"Si tengo una adicción confesa es la lectura, devoro todas las letras que se amontonan a mi paso (...)". | Pixabay

En mis sueños siempre rondo los 20 años. Independientemente de la aventura en la que me vea sumida y de los protagonistas que me acompañen, todos los personajes de mis noches están anclados en ese capítulo de nuestras vidas donde los problemas se reducían a la ropa que nos pondríamos ese fin de semana y a la manera de justificar las clases que nos saltaríamos. Eran días de túper y noches de copas; pesadillas con los exámenes y rupturas con los que creíamos que serían los hombres de nuestras vidas; ilusiones que se ahogaban para dar paso a otras más grandes y reales, y una época en la que mi único miedo era que el mundo descubriese que era una impostora y no poder vivir de la profesión que había escogido. Después llegó la época de los 30, que comenzó muy feliz, pero que personalmente fue la más devastadora de todas, y los 40 me despertaron con una nueva primavera renovada y con muchas ganas de volar de nuevo.

Andaba yo barruntando que esta sería mi década prodigiosa, y que tal vez consiguiese así por las noches encontrarme con mi «yo» del presente en vez de con la del pasado, cuando una amiga me envió un artículo que le había alegrado el domingo y que afirmaba que a partir de los 60 la gente es más feliz. Si tengo una adicción confesa es la lectura, devoro todas las letras que se amontonan a mi paso y me da lo mismo si se esconden en periódicos, revistas, libros, ingredientes de un puré o anuncios, por lo que no pude evitar sumergirme en aquella noticia esperanzadora. Una vez metida en materia descubrí que, según un estudio efectuado tras 80 años de análisis por tres generaciones de psiquiatras y de psicólogos de la Universidad de Harvard, la calidad de nuestras relaciones, los amigos que cultivamos y la forma de conectar con ellos es lo que marca esa curva ascendente en forma de sonrisa. Tras seguir de cerca las trayectorias, salud y estado mental de dos generaciones de individuos de las mismas familias de Estados Unidos, estos expertos han concluido que ni la infancia, ni la disposición natural, ni el barrio en el que nos criamos marcarán nuestro destino; que la soledad duele y que vivir rodeado de relaciones cariñosas protege nuestro cuerpo y nuestra mente. Todo esto lo han plasmado en un libro titulado Una buena vida, editado por Planeta, que en un día como el que se celebra hoy podría ser un gran regalo para todas esas personas que hacen que este valle tenga más risas que lágrimas, si la cosecha es buena.
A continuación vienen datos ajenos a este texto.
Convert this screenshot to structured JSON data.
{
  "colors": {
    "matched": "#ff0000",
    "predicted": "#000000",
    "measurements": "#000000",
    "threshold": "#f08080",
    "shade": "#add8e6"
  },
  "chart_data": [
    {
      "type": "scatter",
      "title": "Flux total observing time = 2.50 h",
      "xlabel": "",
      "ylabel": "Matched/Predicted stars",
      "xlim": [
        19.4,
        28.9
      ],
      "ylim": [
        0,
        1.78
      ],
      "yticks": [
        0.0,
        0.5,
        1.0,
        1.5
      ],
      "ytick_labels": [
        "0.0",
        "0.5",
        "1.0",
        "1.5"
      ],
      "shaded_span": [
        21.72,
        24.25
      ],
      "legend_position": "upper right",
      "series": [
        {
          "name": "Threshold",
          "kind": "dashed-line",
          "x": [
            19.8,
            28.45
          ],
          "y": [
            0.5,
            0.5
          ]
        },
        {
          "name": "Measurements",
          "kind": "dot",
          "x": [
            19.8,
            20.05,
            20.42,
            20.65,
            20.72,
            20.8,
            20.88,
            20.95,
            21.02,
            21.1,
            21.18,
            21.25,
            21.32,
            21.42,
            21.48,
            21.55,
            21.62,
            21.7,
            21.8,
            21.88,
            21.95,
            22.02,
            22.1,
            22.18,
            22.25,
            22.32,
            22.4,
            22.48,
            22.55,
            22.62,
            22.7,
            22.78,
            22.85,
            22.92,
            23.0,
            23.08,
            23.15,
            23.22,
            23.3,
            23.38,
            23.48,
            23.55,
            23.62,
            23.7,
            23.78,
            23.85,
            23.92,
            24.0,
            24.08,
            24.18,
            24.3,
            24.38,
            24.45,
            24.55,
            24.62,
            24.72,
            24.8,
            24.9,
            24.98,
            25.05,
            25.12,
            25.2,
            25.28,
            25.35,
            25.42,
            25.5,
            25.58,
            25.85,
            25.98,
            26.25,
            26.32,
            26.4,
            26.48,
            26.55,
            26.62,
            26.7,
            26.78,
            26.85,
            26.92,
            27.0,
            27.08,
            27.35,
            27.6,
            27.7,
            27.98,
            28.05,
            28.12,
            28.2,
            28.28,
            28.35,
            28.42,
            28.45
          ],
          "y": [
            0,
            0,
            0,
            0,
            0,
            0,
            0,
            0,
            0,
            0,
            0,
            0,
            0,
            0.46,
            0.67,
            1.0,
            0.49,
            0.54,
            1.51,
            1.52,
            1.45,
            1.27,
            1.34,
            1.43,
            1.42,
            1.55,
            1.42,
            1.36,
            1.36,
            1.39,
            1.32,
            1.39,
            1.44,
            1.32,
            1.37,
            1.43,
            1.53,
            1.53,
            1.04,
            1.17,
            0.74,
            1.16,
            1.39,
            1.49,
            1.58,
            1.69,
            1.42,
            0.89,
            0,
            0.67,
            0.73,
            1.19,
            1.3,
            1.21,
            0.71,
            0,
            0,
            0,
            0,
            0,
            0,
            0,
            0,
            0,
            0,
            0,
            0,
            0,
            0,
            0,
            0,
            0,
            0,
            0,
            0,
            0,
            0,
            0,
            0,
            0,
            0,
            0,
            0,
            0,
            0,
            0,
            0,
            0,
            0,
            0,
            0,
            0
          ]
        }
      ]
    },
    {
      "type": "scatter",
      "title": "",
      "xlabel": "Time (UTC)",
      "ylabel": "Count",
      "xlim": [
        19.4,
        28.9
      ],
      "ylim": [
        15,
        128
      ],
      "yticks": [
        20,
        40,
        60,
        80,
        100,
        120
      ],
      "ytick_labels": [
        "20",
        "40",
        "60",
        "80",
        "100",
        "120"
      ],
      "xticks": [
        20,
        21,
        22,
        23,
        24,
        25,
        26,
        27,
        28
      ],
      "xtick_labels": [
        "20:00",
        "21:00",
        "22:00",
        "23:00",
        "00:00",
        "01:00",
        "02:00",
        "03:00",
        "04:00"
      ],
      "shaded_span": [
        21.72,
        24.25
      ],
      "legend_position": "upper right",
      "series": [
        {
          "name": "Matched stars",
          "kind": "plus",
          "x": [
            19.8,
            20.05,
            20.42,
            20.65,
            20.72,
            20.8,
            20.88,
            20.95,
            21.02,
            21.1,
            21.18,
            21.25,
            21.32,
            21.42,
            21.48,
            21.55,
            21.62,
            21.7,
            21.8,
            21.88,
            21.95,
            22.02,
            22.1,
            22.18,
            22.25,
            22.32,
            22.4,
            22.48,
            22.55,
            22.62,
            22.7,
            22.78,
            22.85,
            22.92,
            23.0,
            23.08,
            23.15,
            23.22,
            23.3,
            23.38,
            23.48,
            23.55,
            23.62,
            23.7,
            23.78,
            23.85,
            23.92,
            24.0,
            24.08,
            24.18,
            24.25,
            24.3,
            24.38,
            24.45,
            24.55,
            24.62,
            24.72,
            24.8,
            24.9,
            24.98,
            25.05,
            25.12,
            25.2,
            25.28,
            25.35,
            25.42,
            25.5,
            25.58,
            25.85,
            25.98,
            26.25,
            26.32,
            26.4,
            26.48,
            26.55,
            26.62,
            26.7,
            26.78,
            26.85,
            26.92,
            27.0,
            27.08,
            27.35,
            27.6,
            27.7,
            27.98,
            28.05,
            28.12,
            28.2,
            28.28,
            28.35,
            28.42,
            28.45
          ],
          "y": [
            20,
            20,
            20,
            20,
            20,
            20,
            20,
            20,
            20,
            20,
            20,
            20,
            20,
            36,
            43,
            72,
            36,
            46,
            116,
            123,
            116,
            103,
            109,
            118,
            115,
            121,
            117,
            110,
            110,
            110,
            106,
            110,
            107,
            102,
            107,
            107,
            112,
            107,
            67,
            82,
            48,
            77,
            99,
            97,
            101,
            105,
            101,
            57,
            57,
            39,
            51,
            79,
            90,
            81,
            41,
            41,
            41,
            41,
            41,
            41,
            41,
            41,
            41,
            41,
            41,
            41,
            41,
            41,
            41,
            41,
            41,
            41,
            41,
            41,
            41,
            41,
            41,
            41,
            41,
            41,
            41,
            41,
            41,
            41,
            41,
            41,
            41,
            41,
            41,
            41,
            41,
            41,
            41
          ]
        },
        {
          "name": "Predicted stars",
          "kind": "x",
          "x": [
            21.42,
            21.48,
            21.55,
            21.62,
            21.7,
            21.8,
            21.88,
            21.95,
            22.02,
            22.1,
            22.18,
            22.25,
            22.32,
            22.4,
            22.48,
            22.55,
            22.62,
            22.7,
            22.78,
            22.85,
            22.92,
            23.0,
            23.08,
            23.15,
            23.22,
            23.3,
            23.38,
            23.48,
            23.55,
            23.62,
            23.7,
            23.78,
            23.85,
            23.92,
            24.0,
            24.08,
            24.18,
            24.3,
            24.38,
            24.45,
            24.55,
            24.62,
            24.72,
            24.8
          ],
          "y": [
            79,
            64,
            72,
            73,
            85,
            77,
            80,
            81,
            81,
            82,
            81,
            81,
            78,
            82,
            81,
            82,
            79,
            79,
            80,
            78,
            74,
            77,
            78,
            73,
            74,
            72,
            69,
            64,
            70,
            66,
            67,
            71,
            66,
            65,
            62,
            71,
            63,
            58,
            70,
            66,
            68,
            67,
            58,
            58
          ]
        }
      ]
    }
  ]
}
Parece ser que a los 60 es cuando ya nos da todo igual, sentimos el olor de la muerte más cerca y el peso del trabajo más lejos y relativizamos, apreciando más las pequeñas cosas, quitándonos obligaciones y haciendo lo que realmente nos gusta. Dicho de otra manera, «somos emocionalmente más sabios y esa sabiduría nos hace florecer». Así que yo ya me estoy imaginando paseando por la playa, tomando un buen vino con mis amigas al amparo de un atardecer, cantando en una banda de rock, viajando sin parar y disfrutando de la mejor gastronomía dentro de 15 años, porque para entonces seguro que han inventado algo que nos hará comer y no engordar y mantenernos en forma, saludables y tersos con el mínimo esfuerzo (ya les he dicho al comienzo de este artículo que soy una soñadora).

Al final, puede que los 60 sean los nuevos 20 y que la juventud no sea más que un estado de ánimo; una fiesta donde lo de menos sea el lugar en el que celebrarla y lo únicamente relevante las personas con las que bailemos. Mientras, y por si acaso, seguiré regando mis relaciones, mimándolas, abonándolas y compartiendo mi tiempo de calidad con ellas, por si hasta entonces consigo seguir aprendiendo mucho de lo mágico que es envejecer con ellos, aunque por las noches sus rostros sean tan jóvenes como sus almas, y nosotros, los de entonces, seamos los mismos, pero más libres y preparados.